Everything You Need to Know About the Massive Paradise Papers Leak
Dark Money

Everything You Need to Know About the Massive Paradise Papers Leak

Sunny beaches and shadowy financial institutions.

VICE News Tonight on HBO presents an hour-long special offering the inside story behind one of the biggest global scoops of the year. With unique, year-long access to the investigative journalists and news organizations behind the Paradise Papers.

A vast new trove of 13.4 million leaked documents dubbed the Paradise Papers have been published by the International Consortium of Investigative Journalists (ICIJ) exposing the offshore banking activities of more than 120 politicians around the world. Included in the leak are documents of the children of former president Gen. Suharto and Gerindra Party chairman Prabowo Subianto.


The leak is the latest to draw back the curtain on the shadowy world of offshore banking where shell companies allow the wealthy, kleptocrats, or anyone else with something to hide to conduct business largely in secret in known tax havens. This trove, which comes largely from Bermuda-based Appleby law firm, reveals offshore ties of politically connected figures from across Asia, including prominent members of the Chinese Community Party, Malaysian Prime Minister Najib Razak, and the former prime minister of Japan.

The documents very much resemble the massive Panama Papers leak of 2016, and were obtained much the same way: an anonymous source leaked them to the German newspaper Suddeutsche Zeitung, which shared them with the International Consortium of Investigative Journalists and several other news organizations which published their reports simultaneously Sunday afternoon.

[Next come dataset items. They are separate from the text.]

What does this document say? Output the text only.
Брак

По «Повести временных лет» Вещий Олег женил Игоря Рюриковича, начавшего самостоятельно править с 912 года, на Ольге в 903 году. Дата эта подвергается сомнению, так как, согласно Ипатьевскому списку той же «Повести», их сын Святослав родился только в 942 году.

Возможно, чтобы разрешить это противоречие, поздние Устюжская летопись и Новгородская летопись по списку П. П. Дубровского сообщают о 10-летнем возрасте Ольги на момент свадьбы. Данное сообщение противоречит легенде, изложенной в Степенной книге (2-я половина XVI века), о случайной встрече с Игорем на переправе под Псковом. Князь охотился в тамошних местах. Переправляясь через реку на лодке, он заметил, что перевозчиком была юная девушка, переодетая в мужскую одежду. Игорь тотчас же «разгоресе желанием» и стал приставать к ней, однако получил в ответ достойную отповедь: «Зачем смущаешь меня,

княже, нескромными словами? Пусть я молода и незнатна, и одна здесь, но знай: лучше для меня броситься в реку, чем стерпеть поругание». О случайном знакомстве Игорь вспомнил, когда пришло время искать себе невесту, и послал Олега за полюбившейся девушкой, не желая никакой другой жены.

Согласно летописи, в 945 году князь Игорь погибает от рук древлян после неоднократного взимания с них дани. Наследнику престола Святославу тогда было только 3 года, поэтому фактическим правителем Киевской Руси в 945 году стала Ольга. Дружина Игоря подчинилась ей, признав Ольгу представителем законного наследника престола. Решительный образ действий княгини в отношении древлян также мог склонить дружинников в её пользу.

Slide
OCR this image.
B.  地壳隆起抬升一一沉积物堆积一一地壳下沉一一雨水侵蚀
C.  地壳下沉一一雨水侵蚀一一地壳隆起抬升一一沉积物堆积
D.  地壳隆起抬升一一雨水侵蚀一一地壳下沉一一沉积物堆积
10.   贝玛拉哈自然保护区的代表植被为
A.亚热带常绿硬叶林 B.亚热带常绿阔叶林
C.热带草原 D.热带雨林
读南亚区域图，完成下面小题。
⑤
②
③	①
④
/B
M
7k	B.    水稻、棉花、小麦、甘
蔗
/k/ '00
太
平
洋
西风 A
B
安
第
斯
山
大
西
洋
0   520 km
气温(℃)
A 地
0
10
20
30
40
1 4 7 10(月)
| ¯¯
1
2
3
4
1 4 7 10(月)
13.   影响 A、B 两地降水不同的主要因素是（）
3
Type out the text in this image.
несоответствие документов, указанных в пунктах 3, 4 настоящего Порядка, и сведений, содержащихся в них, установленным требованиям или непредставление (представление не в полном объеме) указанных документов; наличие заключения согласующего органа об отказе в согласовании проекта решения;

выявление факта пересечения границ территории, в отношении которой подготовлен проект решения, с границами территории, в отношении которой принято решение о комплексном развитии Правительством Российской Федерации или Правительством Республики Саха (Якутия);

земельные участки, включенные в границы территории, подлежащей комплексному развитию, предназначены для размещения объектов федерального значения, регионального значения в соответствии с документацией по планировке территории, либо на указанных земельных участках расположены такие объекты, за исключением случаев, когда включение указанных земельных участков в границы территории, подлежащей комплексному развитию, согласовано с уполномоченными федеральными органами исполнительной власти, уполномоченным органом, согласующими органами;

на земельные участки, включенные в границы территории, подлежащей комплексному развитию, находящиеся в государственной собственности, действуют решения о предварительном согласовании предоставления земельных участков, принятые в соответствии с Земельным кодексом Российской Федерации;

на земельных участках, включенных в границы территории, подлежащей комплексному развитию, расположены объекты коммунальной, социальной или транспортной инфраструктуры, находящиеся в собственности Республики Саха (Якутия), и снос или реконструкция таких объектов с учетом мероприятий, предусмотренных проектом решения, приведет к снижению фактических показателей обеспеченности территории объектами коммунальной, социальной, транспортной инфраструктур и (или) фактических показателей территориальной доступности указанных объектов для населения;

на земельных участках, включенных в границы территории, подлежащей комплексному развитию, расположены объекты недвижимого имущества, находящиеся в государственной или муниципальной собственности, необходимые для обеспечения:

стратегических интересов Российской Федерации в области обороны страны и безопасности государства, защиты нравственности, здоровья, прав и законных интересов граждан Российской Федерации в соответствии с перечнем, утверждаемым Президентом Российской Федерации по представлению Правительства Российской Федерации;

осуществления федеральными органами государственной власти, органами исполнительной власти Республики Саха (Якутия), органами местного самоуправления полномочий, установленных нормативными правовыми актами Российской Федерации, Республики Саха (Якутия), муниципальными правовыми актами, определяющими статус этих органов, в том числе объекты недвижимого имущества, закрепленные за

Like the Panama Papers, the new trove of documents will provide source material for investigations that may last for months. It's likely to have long-last reverberations worldwide. The release comes at an awkward time for the administration of US President Donald Trump as Special Counsel Robert Mueller's team is issuing indictments and Facebook and Twitter are facing questions of how they were used as tools by Russian interests to influence the 2016 election.

Here are the big takeaways:


Indonesian tax authorities have launched an investigation into whether the children of former president Gen. Suharto and opposition party chairman Prabowo Subianto violated the country's tax codes by allegedly owning off-shore bank accounts and companies, according to Bloomberg News.

It's not illegal to own an off-shore bank account or company, but it is against the law to use such a company as a tax haven to avoid paying Indonesian taxes. The administration of President Joko Widodo tried to get Indonesia's millionaires (and billionaires) to declare their hidden funds with a national tax amnesty program. That nine-month program hoped to "repatriate" some Rp 4 trillion ($296 billion USD) in funds by allowing citizens to declare their hidden assets and pay a small penalty.


By the end of the program, some Rp 4.86 trillion in previously unknown funds had been reported to the government's tax office. But that figure still only represents a small percentage of the country's total adult population—about 35 million out of 165 million potential tax payers.

Tax authorities will now check the assets reported by Prabowo and the Suharto children—Tommy Suharto and his sister Mamiek Suharto—against the data listed in the Paradise Papers report. According to the report, the Suhartos were listed on two now-closed companies, both of which were registered in Bermuda through the law firm Appleby Global Group Services Ltd.

Both were questioned about the off-shore companies by the investigative magazine Tempo, but neither chose to comment on the matter.

Prabowo was linked in the papers to a company called Nusantara Energy Resources—which ceased operations in 2004. Gerindra officials denied that Prabowo had any connection to the company. Gerindra deputy chairman Faldi Zon also told Bloomberg that Nusantara Energy wasn't established as a tax haven and that it remained inactive for the entire time it existed.


The Paradise Papers link the Russian government to investments in Facebook and Twitter through the firm of Russian-American billionaire and Silicon Valley impresario Yuri Milner.

Records indicate that two Kremlin-controlled entities — VTB Bank and the energy conglomerate Gazprom — partnered with Milner's investment fund DST Global to acquire sizable chunks of Facebook and Twitter. VTB bank paid $191 million USD for a stake in Twitter in 2011, and a Gazprom subsidiary financed a company that worked with DST Global on the Facebook deal.


Milner, Gazprom, and VTB Bank all made a killing on the deals, selling their stakes after Facebook's 2012 initial public offering and when Twitter went public in 2013. Milner's funds, the New York Times notes, controlled more than 8 percent of Facebook and 5 percent of Twitter before the stakes were sold off.

Though the Russian government appears not to have used its stakes to affect the decision making at Facebook or Twitter, the revelation comes amid growing scrutiny of how Russian agents used the social networks to influence the 2016 election.

Facebook, Twitter, and DST Global did not immediately respond to requests for comment from VICE News. In interviews with ICIJ, Milner stressed that the Russian government entities were passive investors and that "it never even occurred to me back then that VTB Bank was not just another investor for us."